Question
How do you process a full radiused top rail for a cabinet door? I process the rail blank to size, cut the tenons on the ends, and attach sacrificial stiles to the tenons with tape. Then I cut the radius and the rail cut with the CNC. I have problems with breakout on the outbound (right) side of the cut. I had hoped backing up the cut with the stile stock would stop that, but it appears that the piece is so small the last 1/2" or so breaks off. Is there another way?
Forum Responses
(Architectural Woodworking Forum)
From contributor D:
Couple of methods I use for the top rail on entry doors:
1- Make pie segments with grain oriented with your radius. Glue these together into a slightly oversized half round (I prefer loose tenon joinery here because you can cut your pie sections close together from a single vertical grain board and, when rejoining them, get easy, continuous circular grain flow that machines well and matches the color of your stiles). Then machine the final dimensions out of the half round stock and join to stiles (I prefer mortise in the rails and vertically oriented blind tenons in the stiles.)

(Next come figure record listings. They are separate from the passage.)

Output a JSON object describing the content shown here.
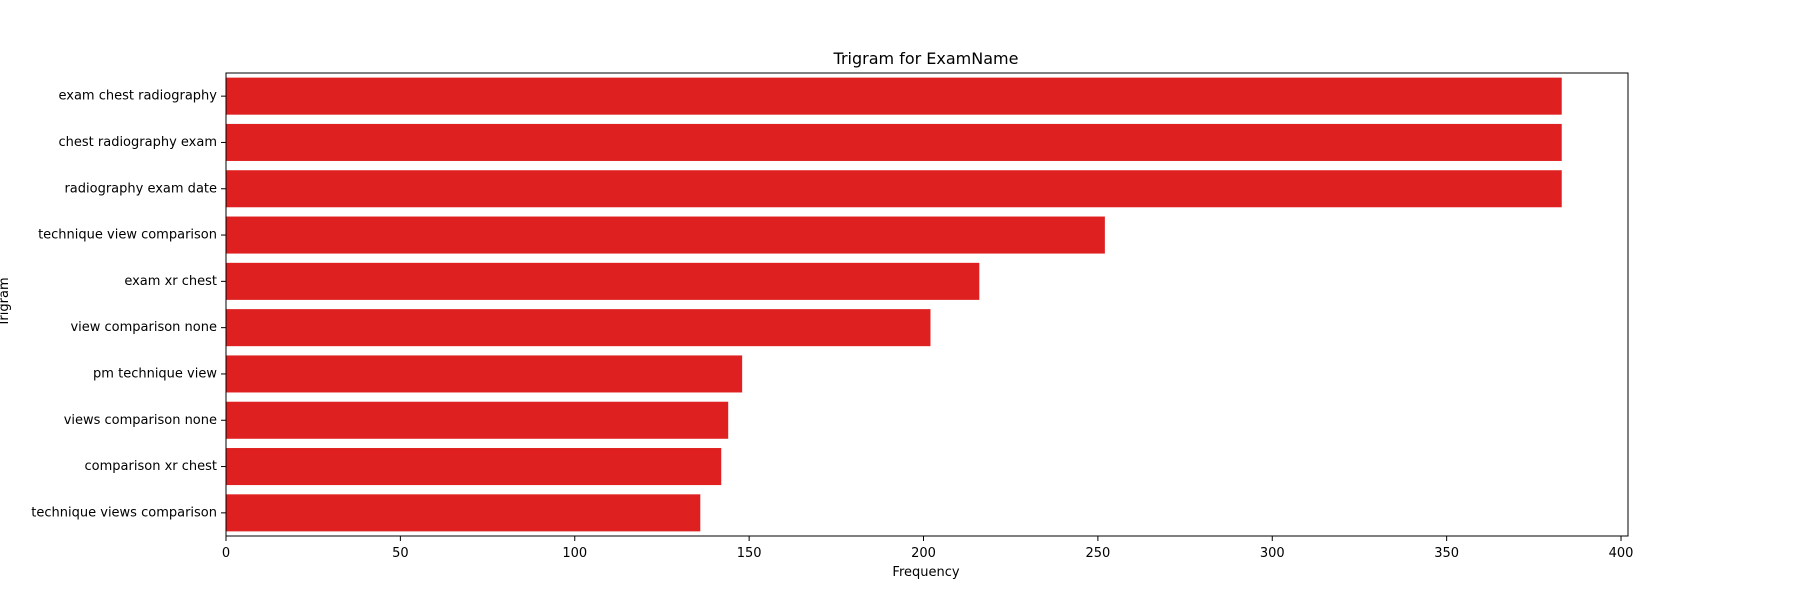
{
  "chart_data": {
    "type": "bar",
    "orientation": "horizontal",
    "title": "Trigram for ExamName",
    "xlabel": "Frequency",
    "ylabel": "Trigram",
    "categories": [
      "exam chest radiography",
      "chest radiography exam",
      "radiography exam date",
      "technique view comparison",
      "exam xr chest",
      "view comparison none",
      "pm technique view",
      "views comparison none",
      "comparison xr chest",
      "technique views comparison"
    ],
    "values": [
      383,
      383,
      383,
      252,
      216,
      202,
      148,
      144,
      142,
      136
    ],
    "xlim": [
      0,
      402
    ],
    "xticks": [
      0,
      50,
      100,
      150,
      200,
      250,
      300,
      350,
      400
    ],
    "grid": false,
    "bar_color": "#df2020"
  }
}
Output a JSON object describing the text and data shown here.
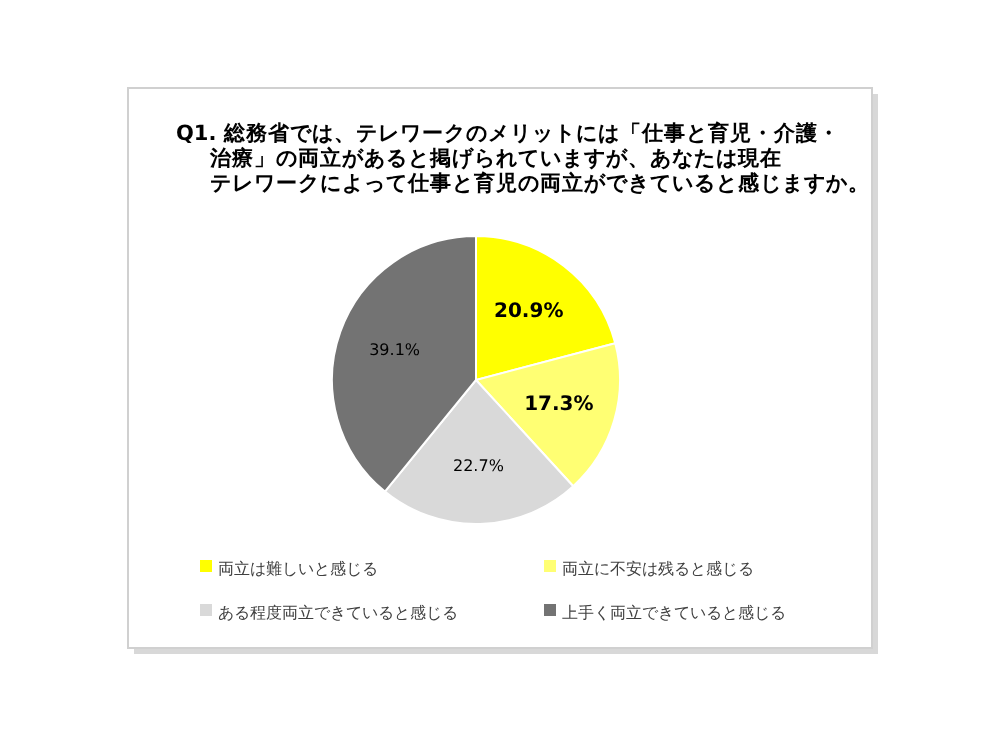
{
  "chart_data": {
    "type": "pie",
    "title": "Q1. 総務省では、テレワークのメリットには「仕事と育児・介護・治療」の両立があると掲げられていますが、あなたは現在テレワークによって仕事と育児の両立ができていると感じますか。",
    "categories": [
      "両立は難しいと感じる",
      "両立に不安は残ると感じる",
      "ある程度両立できていると感じる",
      "上手く両立できていると感じる"
    ],
    "values": [
      20.9,
      17.3,
      22.7,
      39.1
    ],
    "colors": [
      "#ffff00",
      "#ffff73",
      "#d9d9d9",
      "#737373"
    ],
    "value_labels": [
      "20.9%",
      "17.3%",
      "22.7%",
      "39.1%"
    ],
    "legend": "bottom"
  }
}
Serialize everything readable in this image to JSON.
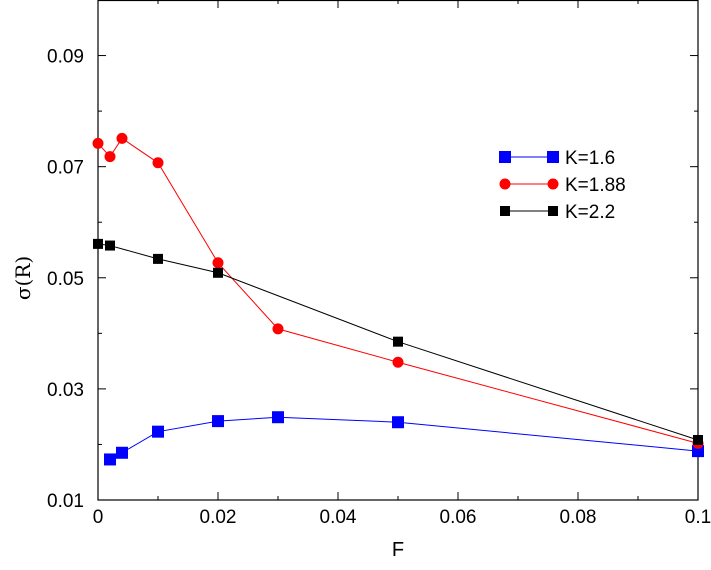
{
  "chart_data": {
    "type": "line",
    "title": "",
    "xlabel": "F",
    "ylabel": "σ(R)",
    "xlim": [
      0,
      0.1
    ],
    "ylim": [
      0.01,
      0.1
    ],
    "xticks": [
      0,
      0.02,
      0.04,
      0.06,
      0.08,
      0.1
    ],
    "xtick_labels": [
      "0",
      "0.02",
      "0.04",
      "0.06",
      "0.08",
      "0.1"
    ],
    "yticks": [
      0.01,
      0.03,
      0.05,
      0.07,
      0.09
    ],
    "ytick_labels": [
      "0.01",
      "0.03",
      "0.05",
      "0.07",
      "0.09"
    ],
    "grid": false,
    "legend_position": "right",
    "series": [
      {
        "name": "K=1.6",
        "color": "#0000ff",
        "marker": "square",
        "x": [
          0.002,
          0.004,
          0.01,
          0.02,
          0.03,
          0.05,
          0.1
        ],
        "y": [
          0.0173,
          0.0185,
          0.0223,
          0.0242,
          0.0249,
          0.024,
          0.0188
        ]
      },
      {
        "name": "K=1.88",
        "color": "#ff0000",
        "marker": "circle",
        "x": [
          0,
          0.002,
          0.004,
          0.01,
          0.02,
          0.03,
          0.05,
          0.1
        ],
        "y": [
          0.0742,
          0.0718,
          0.0751,
          0.0707,
          0.0527,
          0.0408,
          0.0348,
          0.0202
        ]
      },
      {
        "name": "K=2.2",
        "color": "#000000",
        "marker": "square-small",
        "x": [
          0,
          0.002,
          0.01,
          0.02,
          0.05,
          0.1
        ],
        "y": [
          0.0561,
          0.0558,
          0.0534,
          0.0509,
          0.0385,
          0.0208
        ]
      }
    ]
  }
}
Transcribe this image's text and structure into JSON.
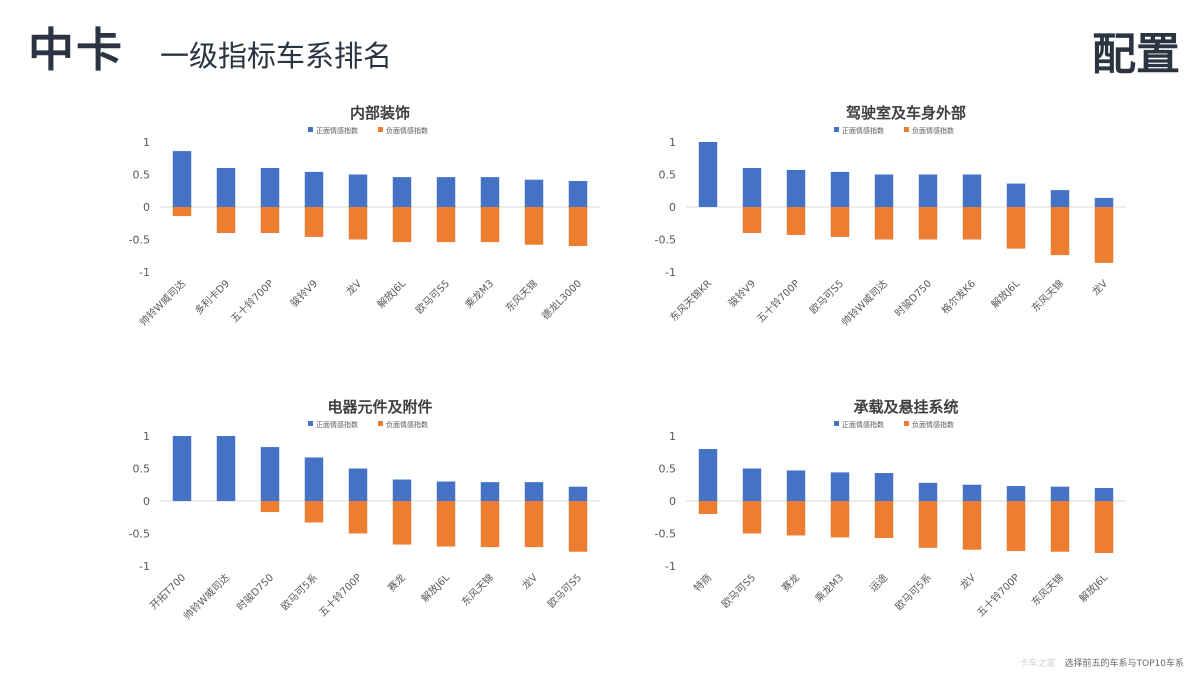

2 - I have some customers who insist on a single piece top rail, horizontally oriented like the rest of the rails. For these I just cope and tenon a huge top rail a bit wider than your radius, say 19" for a 36" roundtop, making sure to thoroughly saturate the copes with glue and get lots of squeeze-out when assembling. After curing you can cut out the radius.
Couple problems with this method, though. The spot where the top rail starts to blend into the stile is a risky cut. Even on a CNC machine, those tiny end grain tips might blow out, or look different on one side than the other. Note this is, even after glued, much easier than using a sacrificial stile machining it alone. Even if they come out perfect, that end grain turns out darker than the adjacent stile when finishing. You also end up with more exposed end grain on the top of the door. It is also not as strong. Furthermore, since you're cutting out the radius after the door's been assembled, you'll be limited to panels held in with stops. The fact is, stops glued and shot in fail way more often than not. The raised moulding or stops buckle and move easily when the panel moves, which is not only unsightly, but there goes the weather-tight integrity of the door. I see these doors everywhere I go, not just at work, but even in places like a doctor's office, a very climate controlled environment.
I have one customer who requires some tricky joinery that is a hybrid of the above two methods - basically making two horizontally oriented top rails with a bridle joint right in the center, allowing you to field panels when assembling. It would be a viable method for your cabinet doors.
It is extremely rare to get blowouts machining in a circle on pie segments, and that alone is the overwhelming reason I prefer it.
I have also done segmented arches like contributor D recommends, cutting out the arch and the end cuts on the CNC (make the end cuts first, a little bit long, then do the arch cuts). Then make a matching MDF sled to cope the ends on the shaper, with back-up blocks behind the cuts.
Special Note: The top rail is comprised of 2 pieces of wood: shoulder-locked and then shoulder-locked to the adjoining stiles. This will prevent separation.